I am afraid, you will have to write your own conversion because IOB encoding depends on what tokenization will the pre-trained representation model (BERT, RoBERTa or whatever pre-trained model of your choice) uses.
The SpaCy format specifies the character span of the entity, i.e.
"Who is Shaka Khan?"[7:17]
will return "Shaka Khan"
. You need to match that to tokens used by the pre-trained model.
Here are examples of how different models tokenize the example sentence when you used Huggingface's Transformers.
- BERT:
['Who', 'is', 'S', '##hak', '##a', 'Khan', '?']
- RoBERTa:
['Who', '_is', '_Sh', 'aka', '_Khan', '?']
- XLNet:
['▁Who', '▁is', '▁Shak', 'a', '▁Khan', '?']
When knowing how the tokenizer work, you can implement the conversion. Something like this can work for BERT tokenization.

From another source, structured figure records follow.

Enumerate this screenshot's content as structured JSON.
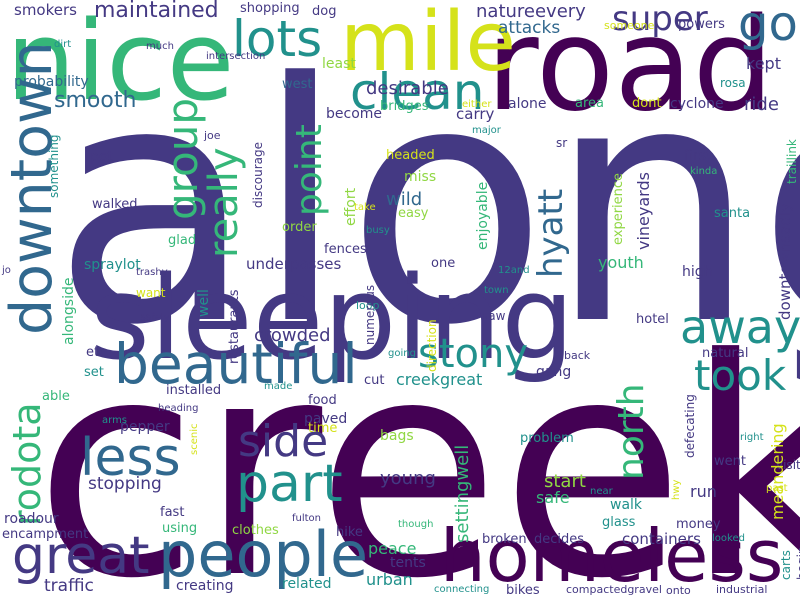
{
  "palette": {
    "dark_purple": "#440154",
    "indigo": "#443983",
    "blue": "#31688e",
    "teal": "#21918c",
    "green": "#35b779",
    "lime": "#90d743",
    "yellow": "#d5e21a"
  },
  "words": [
    {
      "t": "along",
      "c": "indigo",
      "r": false
    },
    {
      "t": "creek",
      "c": "dark_purple",
      "r": false
    },
    {
      "t": "road",
      "c": "dark_purple",
      "r": false
    },
    {
      "t": "nice",
      "c": "green",
      "r": false
    },
    {
      "t": "sleeping",
      "c": "indigo",
      "r": false
    },
    {
      "t": "homeless",
      "c": "dark_purple",
      "r": false
    },
    {
      "t": "people",
      "c": "blue",
      "r": false
    },
    {
      "t": "mile",
      "c": "yellow",
      "r": false
    },
    {
      "t": "downtown",
      "c": "blue",
      "r": true
    },
    {
      "t": "beautiful",
      "c": "blue",
      "r": false
    },
    {
      "t": "great",
      "c": "indigo",
      "r": false
    },
    {
      "t": "less",
      "c": "blue",
      "r": false
    },
    {
      "t": "part",
      "c": "teal",
      "r": false
    },
    {
      "t": "lots",
      "c": "teal",
      "r": false
    },
    {
      "t": "clean",
      "c": "teal",
      "r": false
    },
    {
      "t": "go",
      "c": "blue",
      "r": false
    },
    {
      "t": "side",
      "c": "indigo",
      "r": false
    },
    {
      "t": "away",
      "c": "teal",
      "r": false
    },
    {
      "t": "took",
      "c": "teal",
      "r": false
    },
    {
      "t": "stony",
      "c": "teal",
      "r": false
    },
    {
      "t": "group",
      "c": "green",
      "r": true
    },
    {
      "t": "really",
      "c": "green",
      "r": true
    },
    {
      "t": "point",
      "c": "green",
      "r": true
    },
    {
      "t": "hyatt",
      "c": "blue",
      "r": true
    },
    {
      "t": "north",
      "c": "green",
      "r": true
    },
    {
      "t": "rodota",
      "c": "green",
      "r": true
    },
    {
      "t": "super",
      "c": "indigo",
      "r": false
    },
    {
      "t": "smooth",
      "c": "blue",
      "r": false
    },
    {
      "t": "maintained",
      "c": "indigo",
      "r": false
    },
    {
      "t": "smokers",
      "c": "indigo",
      "r": false
    },
    {
      "t": "shopping",
      "c": "indigo",
      "r": false
    },
    {
      "t": "dog",
      "c": "indigo",
      "r": false
    },
    {
      "t": "natureevery",
      "c": "indigo",
      "r": false
    },
    {
      "t": "attacks",
      "c": "blue",
      "r": false
    },
    {
      "t": "someone",
      "c": "yellow",
      "r": false
    },
    {
      "t": "powers",
      "c": "indigo",
      "r": false
    },
    {
      "t": "desirable",
      "c": "indigo",
      "r": false
    },
    {
      "t": "kept",
      "c": "indigo",
      "r": false
    },
    {
      "t": "probability",
      "c": "blue",
      "r": false
    },
    {
      "t": "intersection",
      "c": "indigo",
      "r": false
    },
    {
      "t": "west",
      "c": "blue",
      "r": false
    },
    {
      "t": "least",
      "c": "lime",
      "r": false
    },
    {
      "t": "rosa",
      "c": "teal",
      "r": false
    },
    {
      "t": "ride",
      "c": "indigo",
      "r": false
    },
    {
      "t": "traillink",
      "c": "green",
      "r": true
    },
    {
      "t": "dirt",
      "c": "teal",
      "r": false
    },
    {
      "t": "much",
      "c": "indigo",
      "r": false
    },
    {
      "t": "joe",
      "c": "indigo",
      "r": false
    },
    {
      "t": "alone",
      "c": "indigo",
      "r": false
    },
    {
      "t": "area",
      "c": "green",
      "r": false
    },
    {
      "t": "dont",
      "c": "yellow",
      "r": false
    },
    {
      "t": "cyclone",
      "c": "indigo",
      "r": false
    },
    {
      "t": "either",
      "c": "yellow",
      "r": false
    },
    {
      "t": "major",
      "c": "teal",
      "r": false
    },
    {
      "t": "carry",
      "c": "indigo",
      "r": false
    },
    {
      "t": "become",
      "c": "indigo",
      "r": false
    },
    {
      "t": "bridges",
      "c": "green",
      "r": false
    },
    {
      "t": "sr",
      "c": "indigo",
      "r": false
    },
    {
      "t": "vineyards",
      "c": "indigo",
      "r": true
    },
    {
      "t": "first",
      "c": "indigo",
      "r": false
    },
    {
      "t": "kinda",
      "c": "green",
      "r": false
    },
    {
      "t": "downtownsadly",
      "c": "indigo",
      "r": true
    },
    {
      "t": "something",
      "c": "teal",
      "r": true
    },
    {
      "t": "pot",
      "c": "indigo",
      "r": false
    },
    {
      "t": "discourage",
      "c": "indigo",
      "r": true
    },
    {
      "t": "effort",
      "c": "lime",
      "r": true
    },
    {
      "t": "headed",
      "c": "yellow",
      "r": false
    },
    {
      "t": "miss",
      "c": "lime",
      "r": false
    },
    {
      "t": "enjoyable",
      "c": "green",
      "r": true
    },
    {
      "t": "experience",
      "c": "lime",
      "r": true
    },
    {
      "t": "walked",
      "c": "indigo",
      "r": false
    },
    {
      "t": "take",
      "c": "yellow",
      "r": false
    },
    {
      "t": "wild",
      "c": "blue",
      "r": false
    },
    {
      "t": "easy",
      "c": "lime",
      "r": false
    },
    {
      "t": "santa",
      "c": "teal",
      "r": false
    },
    {
      "t": "glad",
      "c": "green",
      "r": false
    },
    {
      "t": "order",
      "c": "lime",
      "r": false
    },
    {
      "t": "busy",
      "c": "teal",
      "r": false
    },
    {
      "t": "fences",
      "c": "indigo",
      "r": false
    },
    {
      "t": "spraylot",
      "c": "teal",
      "r": false
    },
    {
      "t": "underpasses",
      "c": "indigo",
      "r": false
    },
    {
      "t": "one",
      "c": "indigo",
      "r": false
    },
    {
      "t": "youth",
      "c": "green",
      "r": false
    },
    {
      "t": "trashy",
      "c": "indigo",
      "r": false
    },
    {
      "t": "12and",
      "c": "teal",
      "r": false
    },
    {
      "t": "high",
      "c": "indigo",
      "r": false
    },
    {
      "t": "jo",
      "c": "indigo",
      "r": false
    },
    {
      "t": "alongside",
      "c": "green",
      "r": true
    },
    {
      "t": "want",
      "c": "yellow",
      "r": false
    },
    {
      "t": "well",
      "c": "teal",
      "r": true
    },
    {
      "t": "restaurants",
      "c": "indigo",
      "r": true
    },
    {
      "t": "town",
      "c": "teal",
      "r": false
    },
    {
      "t": "safely",
      "c": "indigo",
      "r": false
    },
    {
      "t": "loop",
      "c": "teal",
      "r": false
    },
    {
      "t": "numerous",
      "c": "indigo",
      "r": true
    },
    {
      "t": "direction",
      "c": "yellow",
      "r": true
    },
    {
      "t": "saw",
      "c": "indigo",
      "r": false
    },
    {
      "t": "hotel",
      "c": "indigo",
      "r": false
    },
    {
      "t": "crowded",
      "c": "indigo",
      "r": false
    },
    {
      "t": "etc",
      "c": "indigo",
      "r": false
    },
    {
      "t": "set",
      "c": "teal",
      "r": false
    },
    {
      "t": "going",
      "c": "teal",
      "r": false
    },
    {
      "t": "back",
      "c": "indigo",
      "r": false
    },
    {
      "t": "gang",
      "c": "indigo",
      "r": false
    },
    {
      "t": "natural",
      "c": "indigo",
      "r": false
    },
    {
      "t": "installed",
      "c": "indigo",
      "r": false
    },
    {
      "t": "made",
      "c": "teal",
      "r": false
    },
    {
      "t": "cut",
      "c": "indigo",
      "r": false
    },
    {
      "t": "creekgreat",
      "c": "teal",
      "r": false
    },
    {
      "t": "able",
      "c": "green",
      "r": false
    },
    {
      "t": "food",
      "c": "indigo",
      "r": false
    },
    {
      "t": "paved",
      "c": "indigo",
      "r": false
    },
    {
      "t": "heading",
      "c": "indigo",
      "r": false
    },
    {
      "t": "arms",
      "c": "teal",
      "r": false
    },
    {
      "t": "pepper",
      "c": "indigo",
      "r": false
    },
    {
      "t": "scenic",
      "c": "yellow",
      "r": true
    },
    {
      "t": "time",
      "c": "yellow",
      "r": false
    },
    {
      "t": "bags",
      "c": "lime",
      "r": false
    },
    {
      "t": "problem",
      "c": "teal",
      "r": false
    },
    {
      "t": "defecating",
      "c": "indigo",
      "r": true
    },
    {
      "t": "right",
      "c": "teal",
      "r": false
    },
    {
      "t": "visit",
      "c": "indigo",
      "r": false
    },
    {
      "t": "went",
      "c": "indigo",
      "r": false
    },
    {
      "t": "meandering",
      "c": "yellow",
      "r": true
    },
    {
      "t": "stopping",
      "c": "indigo",
      "r": false
    },
    {
      "t": "start",
      "c": "lime",
      "r": false
    },
    {
      "t": "young",
      "c": "indigo",
      "r": false
    },
    {
      "t": "settingwell",
      "c": "green",
      "r": true
    },
    {
      "t": "safe",
      "c": "green",
      "r": false
    },
    {
      "t": "run",
      "c": "indigo",
      "r": false
    },
    {
      "t": "near",
      "c": "teal",
      "r": false
    },
    {
      "t": "hwy",
      "c": "yellow",
      "r": true
    },
    {
      "t": "past",
      "c": "yellow",
      "r": false
    },
    {
      "t": "walk",
      "c": "teal",
      "r": false
    },
    {
      "t": "roadour",
      "c": "indigo",
      "r": false
    },
    {
      "t": "fast",
      "c": "indigo",
      "r": false
    },
    {
      "t": "fulton",
      "c": "indigo",
      "r": false
    },
    {
      "t": "glass",
      "c": "teal",
      "r": false
    },
    {
      "t": "money",
      "c": "indigo",
      "r": false
    },
    {
      "t": "encampment",
      "c": "indigo",
      "r": false
    },
    {
      "t": "using",
      "c": "green",
      "r": false
    },
    {
      "t": "clothes",
      "c": "lime",
      "r": false
    },
    {
      "t": "hike",
      "c": "indigo",
      "r": false
    },
    {
      "t": "though",
      "c": "green",
      "r": false
    },
    {
      "t": "decides",
      "c": "indigo",
      "r": false
    },
    {
      "t": "broken",
      "c": "indigo",
      "r": false
    },
    {
      "t": "looked",
      "c": "teal",
      "r": false
    },
    {
      "t": "carts",
      "c": "teal",
      "r": true
    },
    {
      "t": "begin",
      "c": "indigo",
      "r": true
    },
    {
      "t": "peace",
      "c": "green",
      "r": false
    },
    {
      "t": "tents",
      "c": "indigo",
      "r": false
    },
    {
      "t": "containers",
      "c": "indigo",
      "r": false
    },
    {
      "t": "traffic",
      "c": "indigo",
      "r": false
    },
    {
      "t": "creating",
      "c": "indigo",
      "r": false
    },
    {
      "t": "related",
      "c": "teal",
      "r": false
    },
    {
      "t": "urban",
      "c": "teal",
      "r": false
    },
    {
      "t": "connecting",
      "c": "teal",
      "r": false
    },
    {
      "t": "bikes",
      "c": "indigo",
      "r": false
    },
    {
      "t": "compactedgravel",
      "c": "indigo",
      "r": false
    },
    {
      "t": "onto",
      "c": "indigo",
      "r": false
    },
    {
      "t": "industrial",
      "c": "indigo",
      "r": false
    }
  ]
}
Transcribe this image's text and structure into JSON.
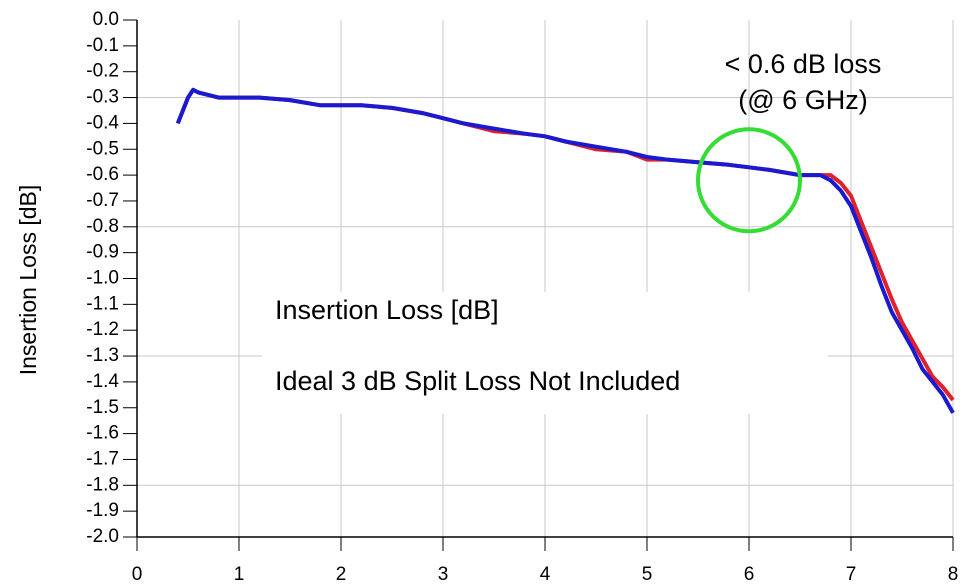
{
  "chart_data": {
    "type": "line",
    "y_label": "Insertion Loss [dB]",
    "annotations": [
      "< 0.6 dB loss",
      "(@ 6 GHz)",
      "Insertion Loss [dB]",
      "Ideal 3 dB Split Loss Not Included"
    ],
    "x": [
      0.4,
      0.45,
      0.5,
      0.55,
      0.6,
      0.8,
      1.0,
      1.2,
      1.5,
      1.8,
      2.0,
      2.2,
      2.5,
      2.8,
      3.0,
      3.2,
      3.5,
      3.8,
      4.0,
      4.2,
      4.5,
      4.8,
      5.0,
      5.2,
      5.5,
      5.8,
      6.0,
      6.2,
      6.5,
      6.6,
      6.7,
      6.8,
      6.9,
      7.0,
      7.1,
      7.2,
      7.3,
      7.4,
      7.5,
      7.6,
      7.7,
      7.8,
      7.9,
      8.0
    ],
    "series": [
      {
        "color": "#e0202a",
        "values": [
          -0.4,
          -0.35,
          -0.3,
          -0.27,
          -0.28,
          -0.3,
          -0.3,
          -0.3,
          -0.31,
          -0.33,
          -0.33,
          -0.33,
          -0.34,
          -0.36,
          -0.38,
          -0.4,
          -0.43,
          -0.44,
          -0.45,
          -0.47,
          -0.5,
          -0.51,
          -0.54,
          -0.54,
          -0.55,
          -0.56,
          -0.57,
          -0.58,
          -0.6,
          -0.6,
          -0.6,
          -0.6,
          -0.63,
          -0.68,
          -0.78,
          -0.88,
          -0.98,
          -1.08,
          -1.17,
          -1.24,
          -1.31,
          -1.38,
          -1.42,
          -1.47
        ]
      },
      {
        "color": "#1a1ad0",
        "values": [
          -0.4,
          -0.35,
          -0.3,
          -0.27,
          -0.28,
          -0.3,
          -0.3,
          -0.3,
          -0.31,
          -0.33,
          -0.33,
          -0.33,
          -0.34,
          -0.36,
          -0.38,
          -0.4,
          -0.42,
          -0.44,
          -0.45,
          -0.47,
          -0.49,
          -0.51,
          -0.53,
          -0.54,
          -0.55,
          -0.56,
          -0.57,
          -0.58,
          -0.6,
          -0.6,
          -0.6,
          -0.62,
          -0.66,
          -0.72,
          -0.82,
          -0.92,
          -1.03,
          -1.13,
          -1.2,
          -1.27,
          -1.35,
          -1.4,
          -1.45,
          -1.52
        ]
      }
    ],
    "xlim": [
      0,
      8
    ],
    "xticks": [
      0,
      1,
      2,
      3,
      4,
      5,
      6,
      7,
      8
    ],
    "ylim": [
      -2,
      0
    ],
    "yticks": [
      {
        "value": 0,
        "label": "0.0"
      },
      -0.1,
      -0.2,
      -0.3,
      -0.4,
      -0.5,
      -0.6,
      -0.7,
      -0.8,
      -0.9,
      {
        "value": -1,
        "label": "-1.0"
      },
      -1.1,
      -1.2,
      -1.3,
      -1.4,
      -1.5,
      -1.6,
      -1.7,
      -1.8,
      -1.9,
      {
        "value": -2,
        "label": "-2.0"
      }
    ],
    "ygridlines": [
      -0.3,
      -0.8,
      -1.3,
      -1.8
    ],
    "grid": true
  }
}
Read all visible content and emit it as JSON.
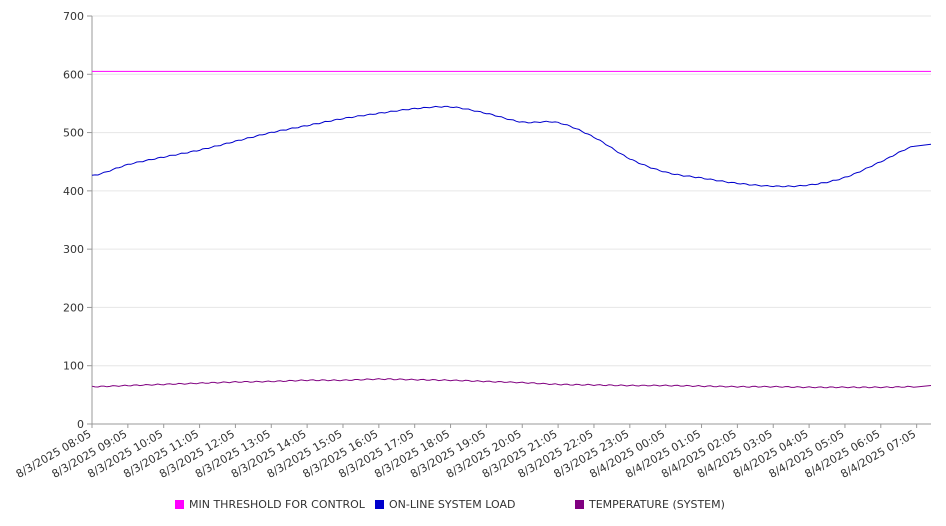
{
  "chart_data": {
    "type": "line",
    "title": "",
    "xlabel": "",
    "ylabel": "",
    "ylim": [
      0,
      700
    ],
    "yticks": [
      0,
      100,
      200,
      300,
      400,
      500,
      600,
      700
    ],
    "grid": true,
    "legend_position": "bottom",
    "categories": [
      "8/3/2025 08:05",
      "8/3/2025 09:05",
      "8/3/2025 10:05",
      "8/3/2025 11:05",
      "8/3/2025 12:05",
      "8/3/2025 13:05",
      "8/3/2025 14:05",
      "8/3/2025 15:05",
      "8/3/2025 16:05",
      "8/3/2025 17:05",
      "8/3/2025 18:05",
      "8/3/2025 19:05",
      "8/3/2025 20:05",
      "8/3/2025 21:05",
      "8/3/2025 22:05",
      "8/3/2025 23:05",
      "8/4/2025 00:05",
      "8/4/2025 01:05",
      "8/4/2025 02:05",
      "8/4/2025 03:05",
      "8/4/2025 04:05",
      "8/4/2025 05:05",
      "8/4/2025 06:05",
      "8/4/2025 07:05"
    ],
    "series": [
      {
        "name": "MIN THRESHOLD FOR CONTROL",
        "color": "#ff00ff",
        "values": [
          605,
          605,
          605,
          605,
          605,
          605,
          605,
          605,
          605,
          605,
          605,
          605,
          605,
          605,
          605,
          605,
          605,
          605,
          605,
          605,
          605,
          605,
          605,
          605
        ]
      },
      {
        "name": "ON-LINE SYSTEM LOAD",
        "color": "#0000cc",
        "values": [
          426,
          445,
          458,
          470,
          485,
          500,
          512,
          524,
          533,
          541,
          544,
          533,
          518,
          517,
          492,
          455,
          432,
          422,
          413,
          408,
          410,
          423,
          450,
          478
        ]
      },
      {
        "name": "TEMPERATURE (SYSTEM)",
        "color": "#800080",
        "values": [
          64,
          66,
          68,
          70,
          72,
          73,
          75,
          75,
          77,
          76,
          75,
          73,
          71,
          68,
          67,
          66,
          66,
          65,
          64,
          64,
          63,
          63,
          63,
          64
        ]
      }
    ]
  }
}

entities = [(7, 17, "PERSON")]}
tokenized = ['Who', 'is', 'S', '##hak', '##a', 'Khan', '?']
cur_start = 0
state = "O" # Outside
tags = []
for token in tokenized:
# Deal with BERT's way of encoding spaces
if token.startswith("##"):
token = token[2:]
else:
token = " " + token
cur_end = cur_start + len(token)
if state == "O" and cur_start < entities[0][0] < cur_end:
tags.append("B-" + entitites[0][2])
state = "I-" + entitites[0][2]
elif state.startswith("I-") and cur_start < entities[0][1] < cur_end:
tags.append(state)
state = "O"
entities.pop(0)
else:
tags.append(state)
cur_start = cur_end
Note that the snippet would break if one BERT token would contain the end of one entity and the start of the following one. The tokenizer also does not distinguish how many spaces (or other whitespaces) there were in the original string, this is a potential source of errors as well.